Solo otto punti in classifica per i Red Devils: la cronistoria di un disastro annunciato

Solo otto punti in classifica per i Red Devils: la cronistoria di un disastro annunciato

Salvate il soldato Manchester United. Lo 0-0 contro l’Aston Villa, ennesimo risultato deludente di una stagione che dopo sole sette partite appare già ampiamente compromessa, è soltanto punta dell’iceberg di una crisi che dura ormai da tantissimo tempo e che appare anno dopo anno sempre più irreversibile. Uno dei club più gloriosi al mondo è intrappolato in un tunnel senza fine, tra errori di gestione, sessioni di mercato sconclusionate e allenatori incapaci di mettere insieme i pezzi.

I Red Devils, alla settima giornata, occupano tristemente il 14° posto in classifica con soli otto punti conquistati, ben 10 in meno del Liverpool capolista. Due vittorie, due pareggi e tre sconfitte compongono il magro ruolino di marcia e, a conti fatti la peggior partenza nella massima serie inglese dal campionato 1989/90, quando chiusero al 13° posto in quella che è stata la peggior stagione di Sir Alex Ferguson alla guida del club.

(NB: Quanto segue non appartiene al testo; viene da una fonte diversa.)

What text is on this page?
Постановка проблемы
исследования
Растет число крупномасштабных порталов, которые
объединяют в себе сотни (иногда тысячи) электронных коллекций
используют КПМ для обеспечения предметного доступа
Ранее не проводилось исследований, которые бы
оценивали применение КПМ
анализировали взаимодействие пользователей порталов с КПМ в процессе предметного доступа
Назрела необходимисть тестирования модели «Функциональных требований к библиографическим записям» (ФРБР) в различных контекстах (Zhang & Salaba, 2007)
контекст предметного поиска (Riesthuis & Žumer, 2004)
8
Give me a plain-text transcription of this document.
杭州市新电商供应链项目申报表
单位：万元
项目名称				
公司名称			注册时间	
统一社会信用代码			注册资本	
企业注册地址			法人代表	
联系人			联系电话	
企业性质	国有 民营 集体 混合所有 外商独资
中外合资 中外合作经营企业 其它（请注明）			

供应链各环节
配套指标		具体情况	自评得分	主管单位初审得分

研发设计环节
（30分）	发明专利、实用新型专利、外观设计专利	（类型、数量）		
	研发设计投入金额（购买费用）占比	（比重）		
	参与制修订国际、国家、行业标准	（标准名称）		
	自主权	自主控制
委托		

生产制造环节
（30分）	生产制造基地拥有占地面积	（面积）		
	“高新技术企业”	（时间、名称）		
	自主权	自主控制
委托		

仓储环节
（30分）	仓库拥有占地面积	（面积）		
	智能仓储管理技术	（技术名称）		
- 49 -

Proprio il suo addio è stato in effetti il vero inizio del declino dello United, che da quando lo scozzese ha detto basta non si è mai più tirato su. Colpa di una società miope, che ha scelto negli anni di affidarsi ad allenatori per un motivo o per l’altro rivelatisi poi inadeguati, non soltanto per loro colpe: alcuni sono stati lasciati a se stessi, ad altri non è stato fornito un materiale da plasmare all’altezza, mentre avversarie come Liverpool e soprattutto Manchester City sono state capace di evolversi e soprattutto di dare continuità ai propri risultati, creando un sistema e sviluppandosi in maniera esponenziale sia dentro che fuori dal campo. E ora anche Arsenal e persino Chelsea sembrano aver trovato la strada giusta da intraprendere.

Neanche l’ingresso del colosso INEOS ha dato finora una mano. Per ora le conferme sulla permanenza di Erik ten Hag sono totali, ma puntare ancora su di lui sembra francamente ingiustificato dopo anni in cui, FA Cup a parte, si contano svariate figuracce e si registra anche una gestione dello spogliatoio sempre difficoltosa. I tifosi sono stanchi e gli appassionati di calcio di tutto il mondo pregano per un’inversione di tendenza che, a oggi, appare quantomeno utopistica. Rimettersi in carreggiata, ora come ora, assomiglia davvero a un miracolo.